Lo perdiste o lo hiciste desaparecer :Confused:   :Cool1:  jaja.

----------


## swaze

Odran, me temo que en este foro no está permitido hacer referencias a otras tiendas de magia que no sea la anfitriona.  :Smile1:  Yo editaría el mensaje  :Smile1:

----------


## renard

Alexandor nadie ha pillado tu broma de Ray Dernon jaja  y encima va Odran y te corige jaja que risa he pasado,hay si no fuera por estos momentos......

----------


## Iban

Estamos mezclando churras con merinas: naturalidad condicionada, control del espectador, misdirection...

----------


## julioso

a pero que lo de slibini no era aposta cuando corregiste el rai dernon? :O

----------


## Odran

El link al libro que preguntaba el compañero antes, lo puse sin ninguna mala intencion. Me he leido las normas, en la tienda anfitriona como decis, ese libro no esta, asi que no vi tan horrible ponerlo cuando tampoco estoy desevelando ningun secreto, solo indicando a un compañero donde puede encontrar algo que buscaba. Ok, la proxima vez por privado, pero vaya no se... que esta bien saber ser flexible en algunos casos puntuales no? Me ha sorprendido la respuesta dada por privado, la verdad, me ha sentado un poco mal.
Y no, no he entendido lo de Rai Dernon... solo soy un aficionado, ignoro muchos autores, nombres, historia... Si me lo explicais a lo mejor nos reimos todos.
Saludos

----------


## julioso

pues que dijiste slibini, y el autor es slydini de tony slydini.
entonces el compañero dijo rai dernon (diciendolo mal aposta) y le corregiste y tal sin enterarte lo de slibini, ahi esta la gracia.

----------


## eidanyoson

Odran, soy el pesado que te contestó el primero, otra vez.

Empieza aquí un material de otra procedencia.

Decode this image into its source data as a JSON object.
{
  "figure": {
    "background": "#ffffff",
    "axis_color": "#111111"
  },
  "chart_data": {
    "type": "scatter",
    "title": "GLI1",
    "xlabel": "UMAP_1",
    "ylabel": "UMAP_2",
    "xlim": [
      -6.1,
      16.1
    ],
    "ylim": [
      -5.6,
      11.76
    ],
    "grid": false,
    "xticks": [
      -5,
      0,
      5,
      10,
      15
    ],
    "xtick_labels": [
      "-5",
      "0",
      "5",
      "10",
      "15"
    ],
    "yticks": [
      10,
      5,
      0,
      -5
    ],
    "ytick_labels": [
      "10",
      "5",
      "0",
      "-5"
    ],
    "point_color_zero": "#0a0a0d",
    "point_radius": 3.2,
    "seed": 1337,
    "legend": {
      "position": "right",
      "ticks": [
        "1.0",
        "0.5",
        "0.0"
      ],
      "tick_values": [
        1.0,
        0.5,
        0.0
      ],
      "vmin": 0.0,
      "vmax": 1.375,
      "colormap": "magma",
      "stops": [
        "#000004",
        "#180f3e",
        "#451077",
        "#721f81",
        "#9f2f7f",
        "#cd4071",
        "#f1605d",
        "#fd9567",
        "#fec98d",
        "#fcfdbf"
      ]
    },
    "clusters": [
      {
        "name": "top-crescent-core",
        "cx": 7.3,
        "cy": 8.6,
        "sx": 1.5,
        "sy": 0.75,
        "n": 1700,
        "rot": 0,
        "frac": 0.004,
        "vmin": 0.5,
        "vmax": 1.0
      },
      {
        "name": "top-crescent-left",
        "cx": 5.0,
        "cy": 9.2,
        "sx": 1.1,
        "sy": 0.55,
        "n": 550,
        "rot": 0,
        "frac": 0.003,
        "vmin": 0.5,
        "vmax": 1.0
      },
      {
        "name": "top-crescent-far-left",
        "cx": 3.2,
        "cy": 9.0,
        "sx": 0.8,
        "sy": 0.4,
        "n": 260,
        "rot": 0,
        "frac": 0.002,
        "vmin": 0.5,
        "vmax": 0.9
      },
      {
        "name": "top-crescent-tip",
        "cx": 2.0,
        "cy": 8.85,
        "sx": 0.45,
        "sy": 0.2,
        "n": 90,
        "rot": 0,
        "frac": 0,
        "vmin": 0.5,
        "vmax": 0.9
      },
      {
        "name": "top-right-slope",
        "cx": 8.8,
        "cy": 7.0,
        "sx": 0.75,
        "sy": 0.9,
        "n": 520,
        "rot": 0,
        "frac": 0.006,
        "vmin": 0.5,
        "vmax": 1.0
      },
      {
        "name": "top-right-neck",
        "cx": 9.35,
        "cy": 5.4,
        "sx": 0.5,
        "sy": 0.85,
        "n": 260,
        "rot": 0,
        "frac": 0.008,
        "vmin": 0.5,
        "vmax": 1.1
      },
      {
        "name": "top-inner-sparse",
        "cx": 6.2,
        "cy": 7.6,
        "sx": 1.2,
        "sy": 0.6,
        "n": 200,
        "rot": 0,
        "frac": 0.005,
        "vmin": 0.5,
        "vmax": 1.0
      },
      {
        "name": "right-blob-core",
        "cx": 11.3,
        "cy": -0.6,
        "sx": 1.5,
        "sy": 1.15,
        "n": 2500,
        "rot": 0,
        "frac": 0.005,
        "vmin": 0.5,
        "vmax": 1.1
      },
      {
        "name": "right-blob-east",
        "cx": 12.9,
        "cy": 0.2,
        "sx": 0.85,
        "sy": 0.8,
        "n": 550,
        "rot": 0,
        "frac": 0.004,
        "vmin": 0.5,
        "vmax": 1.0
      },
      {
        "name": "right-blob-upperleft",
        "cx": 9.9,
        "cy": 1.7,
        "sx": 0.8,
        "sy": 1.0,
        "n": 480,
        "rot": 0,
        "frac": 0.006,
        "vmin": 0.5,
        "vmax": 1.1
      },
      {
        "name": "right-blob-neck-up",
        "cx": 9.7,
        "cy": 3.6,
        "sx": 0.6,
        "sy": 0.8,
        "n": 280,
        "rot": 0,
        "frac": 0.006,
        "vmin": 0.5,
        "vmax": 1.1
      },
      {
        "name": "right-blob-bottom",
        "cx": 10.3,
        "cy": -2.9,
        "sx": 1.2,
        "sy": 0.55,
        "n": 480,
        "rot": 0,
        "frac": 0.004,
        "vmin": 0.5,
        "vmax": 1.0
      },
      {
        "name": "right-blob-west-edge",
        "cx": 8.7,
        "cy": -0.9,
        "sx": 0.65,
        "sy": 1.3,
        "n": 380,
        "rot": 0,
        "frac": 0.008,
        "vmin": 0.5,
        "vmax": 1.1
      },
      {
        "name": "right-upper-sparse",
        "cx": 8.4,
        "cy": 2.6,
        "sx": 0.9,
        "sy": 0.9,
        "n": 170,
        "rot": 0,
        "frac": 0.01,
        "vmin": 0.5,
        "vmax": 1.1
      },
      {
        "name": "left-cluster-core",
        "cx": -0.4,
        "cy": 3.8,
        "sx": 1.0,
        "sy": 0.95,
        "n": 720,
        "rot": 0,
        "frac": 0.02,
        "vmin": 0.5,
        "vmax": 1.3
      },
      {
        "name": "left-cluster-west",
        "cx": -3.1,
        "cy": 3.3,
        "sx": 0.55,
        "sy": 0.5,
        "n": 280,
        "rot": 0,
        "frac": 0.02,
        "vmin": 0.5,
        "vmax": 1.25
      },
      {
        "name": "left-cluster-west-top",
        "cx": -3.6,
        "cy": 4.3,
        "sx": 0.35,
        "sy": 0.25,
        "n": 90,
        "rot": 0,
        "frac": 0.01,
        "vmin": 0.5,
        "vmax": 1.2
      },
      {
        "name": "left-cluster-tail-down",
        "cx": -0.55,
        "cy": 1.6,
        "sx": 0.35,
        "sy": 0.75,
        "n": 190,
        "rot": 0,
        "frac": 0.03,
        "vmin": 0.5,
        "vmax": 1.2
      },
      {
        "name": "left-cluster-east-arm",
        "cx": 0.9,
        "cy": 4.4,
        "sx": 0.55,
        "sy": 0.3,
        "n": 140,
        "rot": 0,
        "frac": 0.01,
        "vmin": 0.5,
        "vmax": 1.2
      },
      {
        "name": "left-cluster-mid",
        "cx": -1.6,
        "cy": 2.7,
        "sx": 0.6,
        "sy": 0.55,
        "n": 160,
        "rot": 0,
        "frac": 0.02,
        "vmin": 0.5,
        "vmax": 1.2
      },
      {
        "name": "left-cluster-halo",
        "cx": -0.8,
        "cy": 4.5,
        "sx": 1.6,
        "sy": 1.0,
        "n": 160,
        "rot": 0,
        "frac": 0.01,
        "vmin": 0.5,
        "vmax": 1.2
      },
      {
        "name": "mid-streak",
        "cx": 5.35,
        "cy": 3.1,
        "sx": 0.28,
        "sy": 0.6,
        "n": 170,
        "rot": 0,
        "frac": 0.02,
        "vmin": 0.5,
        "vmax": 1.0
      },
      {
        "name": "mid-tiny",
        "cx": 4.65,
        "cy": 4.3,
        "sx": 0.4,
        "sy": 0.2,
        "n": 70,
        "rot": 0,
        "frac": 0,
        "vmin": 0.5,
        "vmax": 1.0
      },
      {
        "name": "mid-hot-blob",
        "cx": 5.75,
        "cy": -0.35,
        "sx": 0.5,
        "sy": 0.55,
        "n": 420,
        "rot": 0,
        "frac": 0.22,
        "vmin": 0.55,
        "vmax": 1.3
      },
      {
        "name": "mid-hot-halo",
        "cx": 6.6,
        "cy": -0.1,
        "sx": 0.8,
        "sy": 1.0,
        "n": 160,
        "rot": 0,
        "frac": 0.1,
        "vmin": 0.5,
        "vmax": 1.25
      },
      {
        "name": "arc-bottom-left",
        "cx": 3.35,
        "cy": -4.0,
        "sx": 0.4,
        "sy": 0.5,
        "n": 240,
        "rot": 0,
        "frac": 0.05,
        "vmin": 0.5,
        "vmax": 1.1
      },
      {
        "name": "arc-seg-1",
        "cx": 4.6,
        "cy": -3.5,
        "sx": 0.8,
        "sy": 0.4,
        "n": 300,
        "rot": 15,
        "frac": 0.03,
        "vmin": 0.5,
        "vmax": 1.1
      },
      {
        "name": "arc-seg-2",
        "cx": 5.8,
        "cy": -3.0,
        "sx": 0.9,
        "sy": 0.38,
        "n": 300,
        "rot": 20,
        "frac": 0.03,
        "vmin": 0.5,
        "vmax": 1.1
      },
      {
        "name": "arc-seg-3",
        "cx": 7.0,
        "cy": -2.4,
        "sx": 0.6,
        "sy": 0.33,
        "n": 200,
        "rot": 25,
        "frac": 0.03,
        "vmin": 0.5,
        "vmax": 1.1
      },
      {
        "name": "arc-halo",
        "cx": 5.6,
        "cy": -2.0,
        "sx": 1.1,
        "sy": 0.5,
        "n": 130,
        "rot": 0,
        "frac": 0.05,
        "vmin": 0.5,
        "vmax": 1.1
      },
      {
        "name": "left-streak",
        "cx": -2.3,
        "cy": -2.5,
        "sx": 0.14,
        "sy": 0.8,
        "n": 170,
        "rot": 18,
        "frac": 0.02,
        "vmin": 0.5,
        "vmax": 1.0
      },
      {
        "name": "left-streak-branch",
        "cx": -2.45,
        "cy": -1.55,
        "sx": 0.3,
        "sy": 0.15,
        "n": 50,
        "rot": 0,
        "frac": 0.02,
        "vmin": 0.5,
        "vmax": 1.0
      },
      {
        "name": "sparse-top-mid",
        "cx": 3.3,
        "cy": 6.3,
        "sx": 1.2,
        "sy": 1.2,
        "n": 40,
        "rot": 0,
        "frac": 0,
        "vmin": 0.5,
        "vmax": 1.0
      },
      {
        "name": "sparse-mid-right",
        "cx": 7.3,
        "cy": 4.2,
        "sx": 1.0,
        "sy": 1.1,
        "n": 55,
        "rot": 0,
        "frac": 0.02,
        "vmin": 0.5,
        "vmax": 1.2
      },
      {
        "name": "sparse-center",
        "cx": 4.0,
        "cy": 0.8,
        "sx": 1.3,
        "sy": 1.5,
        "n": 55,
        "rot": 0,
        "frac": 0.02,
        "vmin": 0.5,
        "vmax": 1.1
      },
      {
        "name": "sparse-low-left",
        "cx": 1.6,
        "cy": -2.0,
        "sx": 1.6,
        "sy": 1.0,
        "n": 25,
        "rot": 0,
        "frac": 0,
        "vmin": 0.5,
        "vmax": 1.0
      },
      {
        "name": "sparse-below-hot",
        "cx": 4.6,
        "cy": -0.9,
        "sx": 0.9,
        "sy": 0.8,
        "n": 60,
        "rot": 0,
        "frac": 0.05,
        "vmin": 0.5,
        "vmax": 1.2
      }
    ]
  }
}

 Es sólo para decirte que el mundillo este de la magia es un mundo un poco especial. Y las personas que pululan por ahí... pues también, en su mayoría, para qué nos vamos a engañar.

 Nadie nace sabiendo y es normal, lógico (y a mi me parece hasta tierno) cometer errores. Para eso están los mayores (mágicamente hablando) para corregir si hace falta (yo no soy uno de ellos, para nada).

 El problema es que es un mundo en el que los detalles son TAN importantes que NUNCA dejas de aprender. NUNCA dejas de cometer errores y NUNCA dejarán de corregirte en los buenos casos o de QUEJARSE en otros.

 Por eso, es un mundo en el que algunos valores en deshuso en al vida normal, aquí, sin embargo, son IMPRISCINDIBLES.

 La humildad, el trabajo, la paciencia, el aceptar críticas, la mente abierta... no sé hay muchos.

 Este comentario te lo digo para que no te tomes a mal lo que te digamos, son bromas de magos que a lo mejor no has entendido, pero que entenderás antes o después y que tu mismo harás (ya verás ya...).

 Simplemente ve poco a poco, aprendiendo de aquí y de allá, dejando que los que saben te guíen, aceptando las normas, pasando de los malos rollos y crecerás en el mundillo.

 Por otro lado, cono todo esto que he escrito no creas que la magia es un mundo imposible o muy difícil o muy friki o muy... Puede que lo sea, si, pero es MARAVILLOSA. Y lo sabrás desde el primer día que hagas un juego a alguien bien hecho y veas sus ojos. No podrás parar. Nunca.

 Sí, merece mucho la pierna.  :Smile1:  jejeje.

 Así que no tengas miedo a preguntar, como has hecho, a coger las respuestas que te valgan y desechar el resto si no te ves con fuerzas. 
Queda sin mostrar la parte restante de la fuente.